Data Wrangling
The datasets used in this book have been made available to you as R objects, specifically as data frames. The US murders data, the reported heights data, and the Gapminder data were all data frames. These datasets come included in the dslabs package and we loaded them using the data
function. Furthermore, we have made the data available in what is referred to as tidy
form. The tidyverse packages and functions assume that the data is tidy
and this assumption is a big part of the reason these packages work so well together.

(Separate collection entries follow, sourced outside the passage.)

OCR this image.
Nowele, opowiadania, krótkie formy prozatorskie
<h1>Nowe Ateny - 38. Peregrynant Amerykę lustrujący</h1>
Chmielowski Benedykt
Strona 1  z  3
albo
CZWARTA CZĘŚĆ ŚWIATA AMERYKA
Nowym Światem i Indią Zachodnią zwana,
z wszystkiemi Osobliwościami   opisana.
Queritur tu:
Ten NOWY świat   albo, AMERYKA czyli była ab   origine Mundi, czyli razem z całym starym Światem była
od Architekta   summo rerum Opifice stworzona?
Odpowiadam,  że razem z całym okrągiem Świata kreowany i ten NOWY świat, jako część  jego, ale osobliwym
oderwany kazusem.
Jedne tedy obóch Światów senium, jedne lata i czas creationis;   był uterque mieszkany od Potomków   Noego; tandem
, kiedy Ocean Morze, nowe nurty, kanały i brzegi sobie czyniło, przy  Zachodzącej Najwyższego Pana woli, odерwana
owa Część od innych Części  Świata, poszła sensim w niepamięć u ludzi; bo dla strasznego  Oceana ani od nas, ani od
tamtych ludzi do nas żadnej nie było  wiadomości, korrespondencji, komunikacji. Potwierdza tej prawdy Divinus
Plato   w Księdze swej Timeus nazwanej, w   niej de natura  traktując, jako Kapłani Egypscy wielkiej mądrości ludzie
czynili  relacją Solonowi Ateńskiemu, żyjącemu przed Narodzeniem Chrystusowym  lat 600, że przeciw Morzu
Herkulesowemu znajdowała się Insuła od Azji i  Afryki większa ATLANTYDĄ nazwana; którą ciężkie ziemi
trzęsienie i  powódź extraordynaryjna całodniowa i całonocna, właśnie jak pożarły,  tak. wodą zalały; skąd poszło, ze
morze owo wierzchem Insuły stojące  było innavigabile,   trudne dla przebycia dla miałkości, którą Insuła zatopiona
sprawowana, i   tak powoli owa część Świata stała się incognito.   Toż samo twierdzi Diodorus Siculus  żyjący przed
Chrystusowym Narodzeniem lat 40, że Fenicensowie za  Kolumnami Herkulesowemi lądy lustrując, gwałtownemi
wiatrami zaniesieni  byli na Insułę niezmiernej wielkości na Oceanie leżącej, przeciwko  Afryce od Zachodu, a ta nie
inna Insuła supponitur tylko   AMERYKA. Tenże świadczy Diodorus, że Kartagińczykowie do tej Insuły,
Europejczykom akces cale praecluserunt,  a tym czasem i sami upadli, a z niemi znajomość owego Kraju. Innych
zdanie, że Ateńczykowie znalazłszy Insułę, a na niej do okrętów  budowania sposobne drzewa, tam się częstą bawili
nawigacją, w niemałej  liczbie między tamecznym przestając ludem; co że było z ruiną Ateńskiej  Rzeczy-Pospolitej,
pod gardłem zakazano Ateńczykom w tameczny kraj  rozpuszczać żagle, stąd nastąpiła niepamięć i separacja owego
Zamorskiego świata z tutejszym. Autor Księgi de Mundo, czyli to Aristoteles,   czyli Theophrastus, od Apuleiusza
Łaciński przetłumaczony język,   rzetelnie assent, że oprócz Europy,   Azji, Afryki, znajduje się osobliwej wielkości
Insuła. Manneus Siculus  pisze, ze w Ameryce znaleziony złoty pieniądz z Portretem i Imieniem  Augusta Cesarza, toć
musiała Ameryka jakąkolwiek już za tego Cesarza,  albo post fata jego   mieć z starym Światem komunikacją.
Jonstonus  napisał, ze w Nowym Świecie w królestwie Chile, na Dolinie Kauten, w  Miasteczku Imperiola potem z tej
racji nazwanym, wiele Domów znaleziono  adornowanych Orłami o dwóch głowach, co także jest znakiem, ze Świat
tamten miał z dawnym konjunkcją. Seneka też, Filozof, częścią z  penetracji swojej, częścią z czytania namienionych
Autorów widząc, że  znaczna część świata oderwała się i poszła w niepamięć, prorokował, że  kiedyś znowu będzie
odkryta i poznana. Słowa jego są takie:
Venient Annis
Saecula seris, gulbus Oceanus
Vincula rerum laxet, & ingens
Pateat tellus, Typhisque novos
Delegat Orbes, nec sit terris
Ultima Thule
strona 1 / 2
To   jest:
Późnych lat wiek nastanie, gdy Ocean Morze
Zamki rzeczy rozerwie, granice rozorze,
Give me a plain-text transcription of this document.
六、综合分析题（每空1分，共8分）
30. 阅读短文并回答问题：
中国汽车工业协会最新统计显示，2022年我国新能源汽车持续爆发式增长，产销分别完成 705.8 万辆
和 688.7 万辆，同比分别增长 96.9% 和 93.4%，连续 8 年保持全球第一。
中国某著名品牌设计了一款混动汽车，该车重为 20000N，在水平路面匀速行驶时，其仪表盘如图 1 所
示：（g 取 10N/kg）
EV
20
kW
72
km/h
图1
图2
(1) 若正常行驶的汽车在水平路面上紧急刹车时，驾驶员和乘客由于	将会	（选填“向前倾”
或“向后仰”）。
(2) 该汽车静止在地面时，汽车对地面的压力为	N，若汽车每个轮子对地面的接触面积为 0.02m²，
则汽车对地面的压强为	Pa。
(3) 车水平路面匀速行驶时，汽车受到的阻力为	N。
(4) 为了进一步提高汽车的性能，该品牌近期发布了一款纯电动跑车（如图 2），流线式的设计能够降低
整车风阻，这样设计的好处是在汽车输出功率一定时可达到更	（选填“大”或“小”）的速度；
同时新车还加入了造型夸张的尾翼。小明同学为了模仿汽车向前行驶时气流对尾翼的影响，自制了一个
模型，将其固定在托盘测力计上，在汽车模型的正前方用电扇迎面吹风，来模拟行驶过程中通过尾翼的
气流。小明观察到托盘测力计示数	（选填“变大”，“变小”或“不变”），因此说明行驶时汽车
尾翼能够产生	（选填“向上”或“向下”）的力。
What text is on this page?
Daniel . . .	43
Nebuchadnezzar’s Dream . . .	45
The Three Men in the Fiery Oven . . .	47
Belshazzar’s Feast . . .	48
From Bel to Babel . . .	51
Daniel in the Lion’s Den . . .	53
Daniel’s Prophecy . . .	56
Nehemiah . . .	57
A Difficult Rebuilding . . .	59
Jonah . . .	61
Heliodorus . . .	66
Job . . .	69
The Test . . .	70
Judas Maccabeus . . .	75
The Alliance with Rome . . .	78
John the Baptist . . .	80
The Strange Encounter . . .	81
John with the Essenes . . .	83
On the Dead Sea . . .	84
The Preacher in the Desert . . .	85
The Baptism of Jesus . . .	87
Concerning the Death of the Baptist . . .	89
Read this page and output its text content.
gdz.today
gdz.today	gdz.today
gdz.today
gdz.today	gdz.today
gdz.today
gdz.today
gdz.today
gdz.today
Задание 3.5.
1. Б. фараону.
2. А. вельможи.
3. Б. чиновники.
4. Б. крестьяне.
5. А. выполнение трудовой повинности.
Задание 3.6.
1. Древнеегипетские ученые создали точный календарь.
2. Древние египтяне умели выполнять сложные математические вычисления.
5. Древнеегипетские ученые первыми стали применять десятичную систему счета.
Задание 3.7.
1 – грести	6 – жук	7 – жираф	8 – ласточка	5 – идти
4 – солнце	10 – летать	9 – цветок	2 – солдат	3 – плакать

However, very rarely in a data science project is data easily available as part of a package. We did quite a bit of work “behind the scenes” to get the original raw data into the tidy tables you worked with. Much more typical is for the data to be in a file, a database, or extracted from a document, including web pages, tweets, or PDFs. In these cases, the first step is to import the data into R and, when using the tidyverse, tidy the data. This initial step in the data analysis process usually involves several, often complicated, steps to convert data from its raw form to the tidy form that greatly facilitates the rest of the analysis. We refer to this process as data wrangling.
Here we cover several common steps of the data wrangling process including tidying data, string processing, html parsing, working with dates and times, and text analysis. Rarely are all these wrangling steps necessary in a single analysis, but as a data analysts you will likely face them all at some point. Some of the examples we use to demonstrate data wrangling techniques are based on the work we did to convert raw data into the tidy datasets provided by the dslabs package and used in the book as examples.